Mike boş sandalyelerden birisine oturdu.
"Yani... Nasılsın?" Mike kıza sordu.
"Pek iyi sayılmaz..." Dakota yanıtladı.
"Buna üzüldüm ama Sam iyi olacak. O güçlü bir adam." Mike Sam'e iltifata bulunarak söyledi.
"Sanırım, ama..." Dakota diyeceği şeyin devamını getirip getirmemeyi düşündü.
"Bu Heather ile mi ilgili?" Mike sordu.
"Aslında evet... o benim en yakın arkadaşım ama burada değil. Onu yakın bir saatte aradım ve bana uyuduğunu söyledi. Ona buraya gelip gelmeyeceğini sorduğumda amca yalanını attı. Sanki buna kanacakmışım gibi."
Dakota iç çekti.
"Sence Sam'e bunu Heather mı yaptı dersin?" Dakota sordu.
"Bence daha delil ortada olmadan kimseye iftira atmayalım derim. Heather sinir bozucudur ama bu kadar canice bir şey yapacak kadar akli dengesi bozuk değil."
"Biliyorum ama Sam'in annesi bunu yapanın Heather olduğunu düşünüyor."
"Hmmm..."
Mike düşünmeye başladı.
"Bence bir delil bulana kadar bir suç ön görüsünde bulunmayalım."
"Emin değilim, bunu kim yapmış olabilir bilmiyorum."
"Acaba okulumuzdan birisi mi yaptı?" Mike sordu.
"Elbette, Sam'in annesi öyle söyledi. Ayrıca bunu yapanın bir kız olduğunu söyledi."
"Acaba bunu Anne Maria mı yaptı?"
"O neden olsun ki? Sam ile onun ne alakası var?"
"Bilmiyorum, bana aşık olduğun zamanlar varsa seni bu şekilde incitmeyi düşünmüş olmalı."
Dakota kızardı.
"Ben yaparım ama... senin Cameron ile mutlu olmanı isterim."
"Teşekkürler, umarım sen ve Sam de mutlu olursunuz."
"Umarım... Umarım öyle olur..."
Dakota kafasını Mike'ın omzuna yasladı. Sonrasında ikisi de karşıya öylece baka kaldılar.
Diğer taraftaysa Bowie Staci'nin evine doğru yürüyordu.
Bowie yürürken tanıdık birilerini gördü.
"Gerçekten mi?!" Bowie öfkeli görünüyordu.
Bowie, Julia Wayne ve Nichelle'i görmüştü.
"Ohh hey, bu Bowie!" Nichelle Bowie'yi işaret ederek söyledi.
"Oh lanet..." Bowie oradan kaçma şansının da gittiğini anlayınca iç çekti.
"Heeyyy! Nabersiniz yaa?" Bowie olabilecek en sahte tonda onlara gülümseyerek hal hatır sordu.

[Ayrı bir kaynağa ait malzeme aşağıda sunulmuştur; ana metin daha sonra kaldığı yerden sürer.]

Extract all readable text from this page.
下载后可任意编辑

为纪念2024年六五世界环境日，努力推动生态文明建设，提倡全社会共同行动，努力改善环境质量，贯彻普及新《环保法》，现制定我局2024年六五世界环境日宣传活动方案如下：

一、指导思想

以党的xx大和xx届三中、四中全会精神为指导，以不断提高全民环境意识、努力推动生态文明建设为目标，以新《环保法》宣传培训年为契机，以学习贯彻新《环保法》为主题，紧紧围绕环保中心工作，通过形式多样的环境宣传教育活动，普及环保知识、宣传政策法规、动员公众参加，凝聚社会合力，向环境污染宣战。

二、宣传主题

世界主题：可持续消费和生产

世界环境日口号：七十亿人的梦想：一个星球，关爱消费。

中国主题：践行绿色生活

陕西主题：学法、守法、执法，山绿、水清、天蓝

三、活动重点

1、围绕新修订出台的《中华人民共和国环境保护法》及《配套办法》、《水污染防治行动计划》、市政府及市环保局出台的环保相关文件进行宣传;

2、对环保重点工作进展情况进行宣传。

"İyiyiz, hem de çok iyi!" Nichelle gözleriyle Julia ve Wayne'i işaret etti.
Bowie şaşırdı.
"Şeyy... tebrikler sanırım?"
"Ha ne?" Julia anlık dalgınlıkla ne olduğunu anlamadı.
"Teşekkürler dostum." Wayne Bowie'ye teşekkür etti.
"Rica ederim..." Bowie sohbeti bitirmek istiyordu ama ne diyeceğini bilemiyordu.
"Pekala, ben gideyim o zaman, sonra görüşürüz..."
Bowie tam gidecekken Nichelle onu tuttu.
"Orada dur bakalım kızımmm, gözlerindeki kırmızılıkları ve akan göz yaşlarını bize açıklamak zorundasın. Kim seni üzdü?" Nichelle sordu.
"Lanet olsun, oyunculukta bu kadar iyi olmandan nefret ediyorum." Bowie Nichelle'e söyledi.
"Biliyorum, işte bende bu yüzden bu kadar mükemmelim." Nichelle kendisiyle övündü.
"Pekala, sizlere anlatırım ama... eğer benimle gelirseniz."
"Nereye?" Julia sordu.
"Sadece beni takip edin."
Üçü de birbirlerine baktılar.
"Sizce gerçekten de gitmeli miyiz?" Wayne sordu.
"Bilmiyorum ama Nichelle bu sorunu çözene kadar durmayacaktır." Julia arkadaşındaki bir özelliği açıkladı.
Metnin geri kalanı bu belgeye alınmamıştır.